HowStuffWorks:What are some of the more memorable moments you've experienced with Team Revolution?

Divine Bradley: I feel really proud, I would say, when, in the beginning, in 2001, when it was just a whole bunch of us, and we were recruiting a lot of young people, and we needed to have a space. We were going from my porch to my basement to the community library. And there were so many of us and I had to come to my mother and say, Mom, can I get the first floor and the second floor of the house and turn it into a safe space, you know, a headquarters? And of course she said no, ‘cause you don't have any money. And we began our quest, our fundraising. We knocked on doors, sold chocolates, sold chips, sold everything, anything. Yard sale. And in two weeks we raised up to $25,000.

HowStuffWorks: So then were you able to …

Divine Bradley: We had our own space, our independence. We had our own movie theater inside. We had our own recording studio inside. I got the inspiration a while ago when I was looking at a McDonald’s commercial, and there was something that said "McWorld." Young people, they ran their school, they were in the hallways with skateboards and bikes and they were the teachers. And I really wanted to have an institution like that, where young people ran it. And so that's what it was.

HowStuffWorks: What advice do you have for other young people in other communities who, like yourself, have turned that corner and want to do something to help out, but have no idea what to do?

Divine Bradley: There's a quote. A quote that is very dear to me. I actually own the quote, by the way, being a social entrepreneur. The best way to predict the future is to create it. So once you get exposed to that, it's like there's no turning back. Because it's true. You want to know how it's gonna be in the future, you must create it. Start building from this point forward. And so that's that. Keep it real simple.

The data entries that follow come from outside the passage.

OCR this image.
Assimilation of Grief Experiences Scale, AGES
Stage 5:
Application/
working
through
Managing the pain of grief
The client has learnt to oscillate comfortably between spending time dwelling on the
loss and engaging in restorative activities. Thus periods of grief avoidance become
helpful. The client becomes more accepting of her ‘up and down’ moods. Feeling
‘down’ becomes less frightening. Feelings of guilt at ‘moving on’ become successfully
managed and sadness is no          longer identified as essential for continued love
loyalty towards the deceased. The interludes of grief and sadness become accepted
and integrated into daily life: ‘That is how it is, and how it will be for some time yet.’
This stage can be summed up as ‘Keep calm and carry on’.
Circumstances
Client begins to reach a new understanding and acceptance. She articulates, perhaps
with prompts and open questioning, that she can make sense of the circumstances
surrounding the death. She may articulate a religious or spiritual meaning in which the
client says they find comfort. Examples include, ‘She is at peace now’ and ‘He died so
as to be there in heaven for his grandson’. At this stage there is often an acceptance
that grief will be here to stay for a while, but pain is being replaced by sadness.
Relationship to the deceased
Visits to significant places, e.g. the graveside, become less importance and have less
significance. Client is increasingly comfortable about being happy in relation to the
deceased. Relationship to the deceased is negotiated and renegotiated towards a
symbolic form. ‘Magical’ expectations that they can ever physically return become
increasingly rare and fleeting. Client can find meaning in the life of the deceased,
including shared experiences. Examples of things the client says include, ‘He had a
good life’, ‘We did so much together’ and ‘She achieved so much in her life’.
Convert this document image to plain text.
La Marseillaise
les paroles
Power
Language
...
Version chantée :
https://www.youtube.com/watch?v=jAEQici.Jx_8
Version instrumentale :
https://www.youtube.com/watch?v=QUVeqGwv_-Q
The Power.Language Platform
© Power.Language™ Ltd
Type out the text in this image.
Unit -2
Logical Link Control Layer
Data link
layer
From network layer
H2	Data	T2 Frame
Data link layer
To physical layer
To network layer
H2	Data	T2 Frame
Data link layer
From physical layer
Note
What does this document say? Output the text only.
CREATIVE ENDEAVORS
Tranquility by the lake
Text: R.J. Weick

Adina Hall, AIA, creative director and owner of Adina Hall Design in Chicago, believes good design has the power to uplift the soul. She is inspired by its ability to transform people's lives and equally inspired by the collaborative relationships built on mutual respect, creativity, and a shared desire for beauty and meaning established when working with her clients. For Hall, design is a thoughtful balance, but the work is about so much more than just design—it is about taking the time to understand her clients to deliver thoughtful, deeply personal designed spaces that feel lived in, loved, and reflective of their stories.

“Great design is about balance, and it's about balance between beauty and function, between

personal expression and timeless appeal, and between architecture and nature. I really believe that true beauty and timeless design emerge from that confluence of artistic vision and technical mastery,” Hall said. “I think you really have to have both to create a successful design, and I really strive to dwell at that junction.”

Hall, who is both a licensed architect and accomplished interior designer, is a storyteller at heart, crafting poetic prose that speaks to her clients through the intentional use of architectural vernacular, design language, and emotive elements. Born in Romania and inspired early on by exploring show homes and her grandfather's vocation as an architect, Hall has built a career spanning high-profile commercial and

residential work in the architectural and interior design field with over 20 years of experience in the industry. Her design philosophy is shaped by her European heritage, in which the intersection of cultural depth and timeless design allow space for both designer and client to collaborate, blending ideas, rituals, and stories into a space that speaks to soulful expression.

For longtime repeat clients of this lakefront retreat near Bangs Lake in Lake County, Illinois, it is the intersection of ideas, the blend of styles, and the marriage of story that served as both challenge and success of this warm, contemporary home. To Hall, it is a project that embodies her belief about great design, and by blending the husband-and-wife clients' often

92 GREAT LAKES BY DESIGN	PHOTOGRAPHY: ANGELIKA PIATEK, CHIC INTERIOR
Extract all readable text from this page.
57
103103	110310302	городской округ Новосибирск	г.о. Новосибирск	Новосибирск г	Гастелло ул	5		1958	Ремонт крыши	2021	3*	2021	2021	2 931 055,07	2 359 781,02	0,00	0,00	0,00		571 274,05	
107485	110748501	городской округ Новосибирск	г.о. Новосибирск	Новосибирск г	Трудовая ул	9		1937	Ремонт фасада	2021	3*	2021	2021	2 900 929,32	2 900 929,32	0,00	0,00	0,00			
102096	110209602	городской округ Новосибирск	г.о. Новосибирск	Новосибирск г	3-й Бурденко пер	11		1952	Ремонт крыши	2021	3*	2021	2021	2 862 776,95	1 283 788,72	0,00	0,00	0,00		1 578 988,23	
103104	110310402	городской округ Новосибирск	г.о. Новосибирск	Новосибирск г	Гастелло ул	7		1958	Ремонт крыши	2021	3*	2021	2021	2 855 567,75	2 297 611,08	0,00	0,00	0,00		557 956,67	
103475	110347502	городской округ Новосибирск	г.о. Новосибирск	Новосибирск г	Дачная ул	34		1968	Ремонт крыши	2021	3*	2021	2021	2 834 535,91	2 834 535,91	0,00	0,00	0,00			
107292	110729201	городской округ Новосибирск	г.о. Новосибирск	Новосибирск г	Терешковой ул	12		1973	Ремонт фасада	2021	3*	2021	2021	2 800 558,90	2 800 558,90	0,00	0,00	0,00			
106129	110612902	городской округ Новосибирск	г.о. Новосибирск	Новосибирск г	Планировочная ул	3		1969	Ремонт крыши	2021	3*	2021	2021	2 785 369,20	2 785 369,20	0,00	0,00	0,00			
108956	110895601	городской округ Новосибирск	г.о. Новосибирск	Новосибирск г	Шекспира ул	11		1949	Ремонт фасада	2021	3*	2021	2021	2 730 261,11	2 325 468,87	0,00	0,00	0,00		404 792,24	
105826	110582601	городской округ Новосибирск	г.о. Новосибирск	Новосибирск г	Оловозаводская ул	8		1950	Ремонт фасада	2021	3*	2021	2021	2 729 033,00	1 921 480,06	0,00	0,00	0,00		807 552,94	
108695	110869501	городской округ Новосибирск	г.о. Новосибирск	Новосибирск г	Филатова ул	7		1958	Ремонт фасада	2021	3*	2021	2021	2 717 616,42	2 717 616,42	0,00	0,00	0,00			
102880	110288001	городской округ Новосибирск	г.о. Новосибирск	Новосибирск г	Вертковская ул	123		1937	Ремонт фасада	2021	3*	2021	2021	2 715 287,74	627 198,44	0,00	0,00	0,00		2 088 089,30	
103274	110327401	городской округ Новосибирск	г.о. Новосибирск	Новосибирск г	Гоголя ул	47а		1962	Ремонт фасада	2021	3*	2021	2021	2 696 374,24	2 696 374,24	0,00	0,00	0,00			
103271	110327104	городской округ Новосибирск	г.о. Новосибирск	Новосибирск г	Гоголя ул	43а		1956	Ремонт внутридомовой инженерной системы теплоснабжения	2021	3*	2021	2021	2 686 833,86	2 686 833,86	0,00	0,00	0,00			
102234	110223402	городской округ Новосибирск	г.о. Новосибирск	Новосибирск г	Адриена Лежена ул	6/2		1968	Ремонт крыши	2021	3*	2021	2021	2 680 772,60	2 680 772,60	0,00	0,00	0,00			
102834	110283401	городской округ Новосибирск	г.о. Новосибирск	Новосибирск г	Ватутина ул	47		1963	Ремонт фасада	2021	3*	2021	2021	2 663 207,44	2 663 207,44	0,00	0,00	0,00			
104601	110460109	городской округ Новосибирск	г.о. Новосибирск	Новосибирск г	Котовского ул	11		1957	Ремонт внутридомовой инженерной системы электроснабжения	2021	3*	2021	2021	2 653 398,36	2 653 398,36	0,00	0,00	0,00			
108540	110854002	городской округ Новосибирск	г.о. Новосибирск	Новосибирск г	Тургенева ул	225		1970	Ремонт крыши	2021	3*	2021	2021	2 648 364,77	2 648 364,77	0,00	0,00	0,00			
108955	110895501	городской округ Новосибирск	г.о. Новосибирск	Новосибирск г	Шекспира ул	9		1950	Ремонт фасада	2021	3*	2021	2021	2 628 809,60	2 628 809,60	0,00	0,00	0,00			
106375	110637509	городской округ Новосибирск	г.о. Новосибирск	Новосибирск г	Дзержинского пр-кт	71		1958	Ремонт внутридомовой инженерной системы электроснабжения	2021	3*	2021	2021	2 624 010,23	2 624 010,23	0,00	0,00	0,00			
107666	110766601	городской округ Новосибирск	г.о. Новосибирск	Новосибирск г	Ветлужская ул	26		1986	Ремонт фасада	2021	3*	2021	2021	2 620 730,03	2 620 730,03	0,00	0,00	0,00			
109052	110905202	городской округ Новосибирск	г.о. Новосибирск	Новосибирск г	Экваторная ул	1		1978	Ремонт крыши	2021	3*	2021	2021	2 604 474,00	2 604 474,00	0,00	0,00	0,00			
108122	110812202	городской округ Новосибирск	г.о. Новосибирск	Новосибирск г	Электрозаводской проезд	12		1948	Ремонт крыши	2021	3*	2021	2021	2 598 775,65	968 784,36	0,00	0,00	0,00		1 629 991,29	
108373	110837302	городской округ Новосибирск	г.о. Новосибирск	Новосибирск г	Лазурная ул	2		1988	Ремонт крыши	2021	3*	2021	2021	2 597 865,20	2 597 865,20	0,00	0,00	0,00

HowStuffWorks: You talked before about how you didn't have any role models growing up. Has that changed? Who inspires you today?

Divine Bradley: Young people inspire me. I wouldn't want to put it on just one person. I would say young people. Life in general, but young people specifically because I love to hear when young people think big, and say that they want to take on huge challenges. And they sit there and they say, I don't think I can do it. That's what gets me loaded. I'm super-charged, I'm super-Divine, and I'm like, we can do it, you know what I mean? Because we can create this future. Let's ride. Together. And they light up and say, let's ride. I'm undefeatable. Unbreakable. Untouchable. From that point forward.